Disaster Risk Management: Towards Resilient Human Development
June 17, 2025
Event Details
June 26, 2025
11:00 AM (Nueva York)
Online
The Disaster Overview in Latin America and the Caribbean (UNDRR and OCHA, 2023) shows that the region is the second most prone to disasters in the world. Between 2000 and 2022, approximately 190 million people were affected by 1,534 disasters. The report estimates that this number has increased between 2019 and 2022, highlighting a 38% increase in the number of people affected by storms and a 19.5% increase in those affected by floods. Extreme weather events are increasing in frequency and the impacts associated with them are increasing. These disasters disproportionately affect women and vulnerable populations.
The Regional Human Development Report, which in its latest version in 2025 has focused on the issue of resilience, analyzes the dynamic pressures on the social, economic and environmental conditions that lead to crisis situations. The differentiated impact of these dynamic pressures is conditioned by structural factors of poverty and inequity in access to development opportunities, and they have been grouped into three: the fragmentation of social cohesion, rapid technological growth, and the behavior of climate and disasters.
While these dynamic pressures interact closely, in this discussion we will focus primarily on identifying entry points to ensure resilience to disasters and climate change. Some highlights are:
- Increased exposure and conditions of vulnerability. More than half of the population of Latin America and the Caribbean lacks mechanisms to manage even moderate-level adverse events. About 1 in 4 people still live in poverty. In addition, an additional 31% of the population, categorized as vulnerable within the middle class (just above the poverty line), is at risk of falling back into poverty in the event of an adverse event.
- Exacerbation of climatic events. An estimated 31% of the population in Latin America and the Caribbean is exposed to risks from extreme weather events exacerbated by climate change, including droughts, heatwaves, and floods. In the Caribbean, the annual average of extreme weather events increased from 5.2 in the period 1963-1999 to 10.7 in the period 2000-2023. In Latin America, this phenomenon is even more pronounced; The number of meteorological events almost tripled, from an annual average of 14.5 in the period 1963-1999 to 41.9 in the period 2000-2023.
- Impact on development.
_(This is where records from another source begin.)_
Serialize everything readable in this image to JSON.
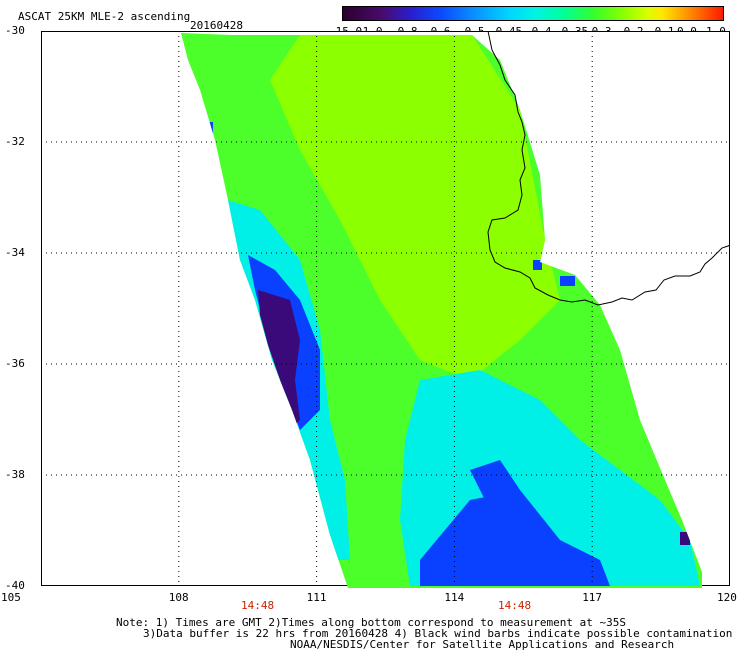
{
  "header": {
    "title": "ASCAT 25KM MLE-2 ascending",
    "date": "20160428"
  },
  "colorbar": {
    "labels": [
      "-15.0",
      "-1.0",
      "-0.8",
      "-0.6",
      "-0.5",
      "-0.45",
      "-0.4",
      "-0.35",
      "-0.3",
      "-0.2",
      "-0.1",
      "0.0",
      "1.0"
    ]
  },
  "axes": {
    "lat_labels": [
      "-30",
      "-32",
      "-34",
      "-36",
      "-38",
      "-40"
    ],
    "lon_labels": [
      "105",
      "108",
      "111",
      "114",
      "117",
      "120"
    ]
  },
  "time_labels": [
    "14:48",
    "14:48"
  ],
  "footer": {
    "line1": "Note: 1) Times are GMT 2)Times along bottom correspond to measurement at ~35S",
    "line2": "3)Data buffer is 22 hrs from 20160428 4) Black wind barbs indicate possible contamination",
    "line3": "NOAA/NESDIS/Center for Satellite Applications and Research"
  },
  "colors": {
    "background": "#ffffff",
    "time_label": "#cc2200",
    "coastline": "#000000",
    "green": "#4dff2a",
    "lime": "#8cff00",
    "cyan": "#00f0e8",
    "blue": "#0a40ff",
    "purple": "#3a0a7a"
  }
}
With only 9% of the world's population, one in four disasters globally affected the Latin American and Caribbean region between 1997 and 2017 (UNDRR, 2021). The effects of disasters have a significant impact on development progress. Between 1998 and 2017, 53% of global economic losses caused by climate-related disasters occurred in the LAC region. On 20 occasions since 1995, tropical cyclones have caused an estimated impact of more than 10 per cent of GDP in the Caribbean, representing an extreme impact of storms, particularly on small island developing States.
In the first week of June, the Global Platform for Disaster Risk Reduction was held in Geneva, which emphasized three priority aspects: (1) the need to increase financing in risk reduction and its more appropriate use, (2) ensure the most resilient investment in infrastructure, and (3) promote risk governance that integrates government, private sector, and civil society actors at all territorial levels.
The last three decades have seen significant achievements in conceptualizing and institutionalizing a risk-reduction approach, as opposed to the traditional emergency response approach. Our region of Latin America and the Caribbean has contributed considerably to this conceptual, methodological, and management instrument development. However, we must recognize that there is still much to be done to reverse the processes of increasing risk conditions. To this end, we must promote forward-looking approaches that address the root causes and dynamic pressures that are leading to an increasing increase in risk conditions.
In this context, this discussion will be aimed at analyzing the main challenges and opportunities to trigger risk management processes that are closely linked to the dynamics of development in the region.